Germany will not send Patriot missile systems to Ukraine despite Polish hopes
Ahmed Adel, Cairo-based geopolitics and political economy researcher
Germany will not agree to deploy Patriot air defence missile systems to Ukraine despite insistence from Poland. Policymakers in Warsaw are aware of this fact, but this does not stop large elements of the Polish establishment and political class from trying to enforce this.
German Defence Minister Christine Lambrecht recently announced an agreement with her Polish counterpart to allow German Eurofighter war jets to patrol Polish airspace and deploy Patriot air defence systems in the country. Later, Polish Prime Minister Mateusz Morawiecki, Chairman of Poland’s ruling Law and Justice Party (PiS) Jaroslaw Kaczynski, and Deputy Prime Minister and Defence Minister Mariusz Blaszczak came up with the idea of deploying the German Patriot air defence systems in Ukraine instead of Poland.
Although Warsaw initially accepted Berlin’s offer for Patriot systems, following the recent missile strike, claimed by the West to have killed two men after hitting Polish territory, suggestions have been made to deliver the systems to Ukraine instead.
“After further missile attacks [by Russia], I have asked the [German] side to transfer and deploy the proposed Patriot batteries along the western border [of Ukraine]. This will allow to protect [Ukraine] from further casualties and blackout and enhance security along our eastern border,” the Polish Defence Minister tweeted.
Blaszczak said in an earlier tweet that he would propose to his German counterpart “to deploy this system close to the border with Ukraine.”
Despite this audacious idea, it is unlikely that Germany will deploy Patriot missile systems in Ukraine instead of Poland. The fact that Germany will not supply Patriot systems to Ukraine is justified by a number of immediate factors, such as the Ukrainian military not being trained in how to use the Patriot systems as they only know Soviet-made weapons and air defence systems, such as the S-300. Ukraine has never operated a Patriot system and it would take half a year of training to learn its functions – and only at an elementary level.

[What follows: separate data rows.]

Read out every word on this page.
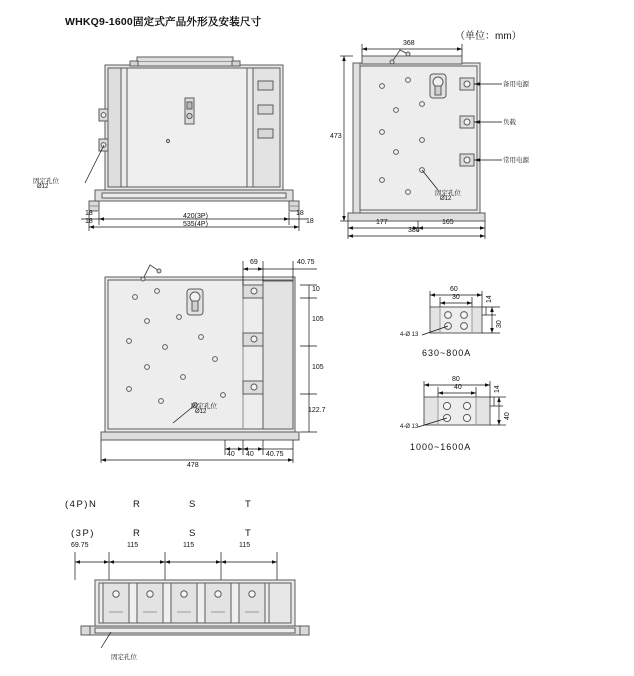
WHKQ9-1600固定式产品外形及安装尺寸
（单位：mm）
420(3P)
535(4P)
18
18
18
18
固定孔位
Ø12
368
473
177	165
380
固定孔位
Ø12
备用电源
负载
常用电源
69	40.75
10
105
105
122.7
40 40 40.75
478
固定孔位
Ø12
60
30	14
30
4-Ø 13
630~800A
80
40	14
40
4-Ø 13
1000~1600A
(4P)N	R	S	T
(3P)	R	S	T
69.75	115	115	115
固定孔位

It is very unlikely that Berlin will deploy Patriot systems in Ukraine as it will deepen its participation, and the whole of NATO, in the war, something which could cross the redline given by Russian President Vladimir Putin. Germany is unwilling to go into direct conflict with Russia and would rather focus on economic matters, and thus finding a resolution to the war in Ukraine is of higher priority.
In addition, Germany will not give up its Patriot systems to Ukraine because they do not want to lose this weapon. If German Patriot systems enter Ukraine, there is a very high probability that they will be destroyed by Russian artillery fire or airstrikes.
Russia previously sent a note to NATO countries because of their weapon shipments to Ukraine. Russian Foreign Minister Sergei Lavrov noted that any shipment of weapons to Ukraine would become the target of Russian strikes. The Russian Foreign Ministry also warned NATO countries that they are “playing with fire” by supplying weapons to Ukraine. Presidential spokesperson Dmitry Peskov, for his part, said that the supply of weapons from the West to Ukraine does not contribute to the success of negotiations between Moscow and Kiev, and will instead have a negative impact.
According to Jaroslaw Adamowski, Defense News’ Poland correspondent, the latest development with Berlin has exposed differences within the country’s ruling Law and Justice party. He highlighted that Polish President Andrzej Duda, who was re-elected in 2020 with the party’s support, tweeted on November 25, that if Berlin “does not agree to deliver the batteries to Ukraine, then we must accept this defence here [in Poland].”
Adamowski believes that Duda’s statement is a signal that some decision-makers in Warsaw are willing to reach an understanding with Germany.
This is necessary because Poland’s current proposal would force Germany to cross Russia’s redline. Any German Patriot system in Ukraine would involve German troops operating the launchers on the battlefield as Ukrainian personnel simply do not have the skills. Although the Germans have supported Kiev with weapons and military equipment, like all other NATO member states, Berlin has not officially deployed its armed forces for direct involvement in the conflict, and unlikely will despite Warsaw’s attempts of coercion.